How HR can prepare for future challenges

There is a big risk for HR professionals if they don’t get better at being agile, one expert tells HRD

How HR can prepare for future challenges
A big challenge for HR across Australia is to prepare their workforces for the future of work which is going to be dominated by automation and AI, according to Aaron McEwan, HR advisory leader at CEB, now Gartner.

“Our research shows that from a CEO and board of directors perspective, the HR function is one responsible for preparing for the future of work,” he told HRD.

“They also see the HR function as responsible for stewarding and shepherding the cultural vision of the CEO. So I think HR is well and truly in the hot seat.”

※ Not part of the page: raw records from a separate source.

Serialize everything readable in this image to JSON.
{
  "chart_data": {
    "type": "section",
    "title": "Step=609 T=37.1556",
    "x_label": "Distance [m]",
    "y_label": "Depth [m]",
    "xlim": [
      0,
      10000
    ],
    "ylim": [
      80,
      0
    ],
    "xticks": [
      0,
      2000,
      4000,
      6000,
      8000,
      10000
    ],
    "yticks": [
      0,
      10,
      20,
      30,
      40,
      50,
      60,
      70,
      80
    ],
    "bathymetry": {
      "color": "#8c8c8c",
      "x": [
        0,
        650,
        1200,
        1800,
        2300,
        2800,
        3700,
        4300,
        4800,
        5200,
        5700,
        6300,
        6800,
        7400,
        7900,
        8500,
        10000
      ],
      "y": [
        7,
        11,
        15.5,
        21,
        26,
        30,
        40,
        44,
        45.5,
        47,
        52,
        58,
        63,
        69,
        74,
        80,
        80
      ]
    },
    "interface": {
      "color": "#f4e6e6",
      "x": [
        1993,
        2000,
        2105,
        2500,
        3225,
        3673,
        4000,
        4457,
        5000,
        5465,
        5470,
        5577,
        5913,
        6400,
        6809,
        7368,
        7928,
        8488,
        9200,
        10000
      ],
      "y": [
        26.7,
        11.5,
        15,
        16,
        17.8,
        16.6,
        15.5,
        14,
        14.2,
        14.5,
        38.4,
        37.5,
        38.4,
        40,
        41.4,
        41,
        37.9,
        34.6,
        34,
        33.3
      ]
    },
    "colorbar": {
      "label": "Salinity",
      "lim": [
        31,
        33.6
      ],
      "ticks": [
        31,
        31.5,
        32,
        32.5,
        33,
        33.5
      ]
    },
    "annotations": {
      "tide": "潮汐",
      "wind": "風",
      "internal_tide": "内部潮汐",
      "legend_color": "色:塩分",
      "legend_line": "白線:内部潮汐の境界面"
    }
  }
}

McEwan added that HR needs to equip itself to move at the same speed that the business and the economy is moving - and that’s a big challenge

“When you look at the typical talent management processes that HR is engaged in, those things are not necessarily moving at the same speed of change as the organisation,” he said.

“There is a big risk here for HR if they don’t get better at being agile themselves and improving those processes because the business will simply sidestep them.”

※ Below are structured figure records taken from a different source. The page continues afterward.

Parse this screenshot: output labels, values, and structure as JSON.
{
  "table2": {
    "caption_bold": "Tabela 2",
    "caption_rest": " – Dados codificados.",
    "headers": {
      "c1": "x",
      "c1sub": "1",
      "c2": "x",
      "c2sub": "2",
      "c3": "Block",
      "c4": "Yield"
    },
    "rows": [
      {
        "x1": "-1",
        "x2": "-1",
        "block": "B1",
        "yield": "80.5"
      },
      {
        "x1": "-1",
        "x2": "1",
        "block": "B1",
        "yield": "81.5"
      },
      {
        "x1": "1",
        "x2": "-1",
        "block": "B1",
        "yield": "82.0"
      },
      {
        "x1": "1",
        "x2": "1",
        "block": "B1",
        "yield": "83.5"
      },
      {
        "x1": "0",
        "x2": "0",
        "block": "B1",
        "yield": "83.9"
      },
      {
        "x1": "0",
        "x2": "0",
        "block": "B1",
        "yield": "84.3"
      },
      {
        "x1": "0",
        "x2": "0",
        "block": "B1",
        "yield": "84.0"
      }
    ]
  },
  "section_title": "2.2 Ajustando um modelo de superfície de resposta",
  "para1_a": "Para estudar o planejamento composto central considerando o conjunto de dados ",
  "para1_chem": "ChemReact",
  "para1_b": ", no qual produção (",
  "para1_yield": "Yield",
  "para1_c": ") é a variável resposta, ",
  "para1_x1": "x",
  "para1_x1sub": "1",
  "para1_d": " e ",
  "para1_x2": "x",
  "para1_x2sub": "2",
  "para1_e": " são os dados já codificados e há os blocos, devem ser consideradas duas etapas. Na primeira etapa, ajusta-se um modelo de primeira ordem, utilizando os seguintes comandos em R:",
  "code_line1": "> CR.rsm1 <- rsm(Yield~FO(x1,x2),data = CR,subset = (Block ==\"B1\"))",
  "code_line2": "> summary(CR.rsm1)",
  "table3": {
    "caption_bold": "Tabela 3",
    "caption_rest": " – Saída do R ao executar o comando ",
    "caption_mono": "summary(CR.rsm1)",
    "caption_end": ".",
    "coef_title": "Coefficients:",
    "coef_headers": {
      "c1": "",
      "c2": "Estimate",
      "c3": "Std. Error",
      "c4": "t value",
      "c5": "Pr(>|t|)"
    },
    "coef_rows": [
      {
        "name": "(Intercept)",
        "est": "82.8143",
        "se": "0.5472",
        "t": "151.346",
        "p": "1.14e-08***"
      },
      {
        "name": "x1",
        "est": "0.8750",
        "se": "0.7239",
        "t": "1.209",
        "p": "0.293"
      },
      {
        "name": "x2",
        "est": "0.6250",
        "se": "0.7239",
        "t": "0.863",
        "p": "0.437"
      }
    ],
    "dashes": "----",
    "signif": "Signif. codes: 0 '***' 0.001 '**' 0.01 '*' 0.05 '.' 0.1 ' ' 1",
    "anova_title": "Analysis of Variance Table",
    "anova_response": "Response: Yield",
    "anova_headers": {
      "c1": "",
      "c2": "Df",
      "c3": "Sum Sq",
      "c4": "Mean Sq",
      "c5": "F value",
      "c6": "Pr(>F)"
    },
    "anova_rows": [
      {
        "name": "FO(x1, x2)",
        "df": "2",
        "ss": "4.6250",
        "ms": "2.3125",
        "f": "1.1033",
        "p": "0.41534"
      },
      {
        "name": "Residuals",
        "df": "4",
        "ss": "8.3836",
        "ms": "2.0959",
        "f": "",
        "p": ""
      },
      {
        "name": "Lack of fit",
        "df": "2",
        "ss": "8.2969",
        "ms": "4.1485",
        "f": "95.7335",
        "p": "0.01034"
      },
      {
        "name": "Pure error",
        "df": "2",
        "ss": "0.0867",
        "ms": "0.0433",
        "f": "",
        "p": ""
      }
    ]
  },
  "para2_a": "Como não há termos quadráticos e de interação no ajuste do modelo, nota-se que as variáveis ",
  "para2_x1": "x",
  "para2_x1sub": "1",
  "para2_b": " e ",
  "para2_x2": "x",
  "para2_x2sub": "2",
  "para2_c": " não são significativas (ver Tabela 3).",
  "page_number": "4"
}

At the moment, the leaders of the business are going direct to market to solve their talent challenges which is particularly concerning from an HR perspective, said McEwan.

“If you think about how important culture is and how important digitalisation is to compete and be innovative, then one of the big opportunities that HR has in this environment is to look at the contingent economy.”

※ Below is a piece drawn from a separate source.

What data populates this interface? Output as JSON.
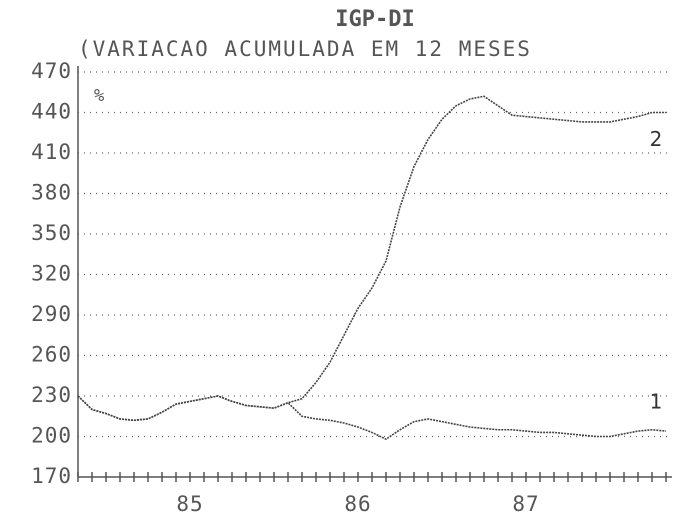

There is a really interesting component in Australia that is very different to the contingent economies in other parts of the world, he said. That’s because the component of the contingent workforce that’s growing really fast is professional and sales people.

“So if you look at most other regions in the world, contingent workers are typically being driven by the likes of Uber drivers and Airtasker,” he said.

“In Australia, you have got highly-educated, highly-skilled professional and sales people that are increasingly looking for more flexibility, but underneath that they still want to be part of a culture and part of something bigger than them.”

McEwan said there is an opportunity for Australian organisations to embrace flexibility and really look at how they engage with contingent talent.

This includes offerings like an employee value proposition, a workplace culture and conditions related to work such as access to development opportunities.

“Those are the things that if they are offered to contingent workers - as well as permanent workers - will position those organisations to have the first pick of the best talent that’s in the contingent economy,” said McEwan.

“That’s increasingly the exact talent we are looking for in terms of being highly-skilled, well-educated and digitally-savvy – they are the people in demand in organisations.

“So if we don’t start treating them a bit more like we are treating permanent employees it is going to be increasingly difficult to attract that talent. And as the cost of that talent increases it is not going to be feasible to simply throw more money at them.”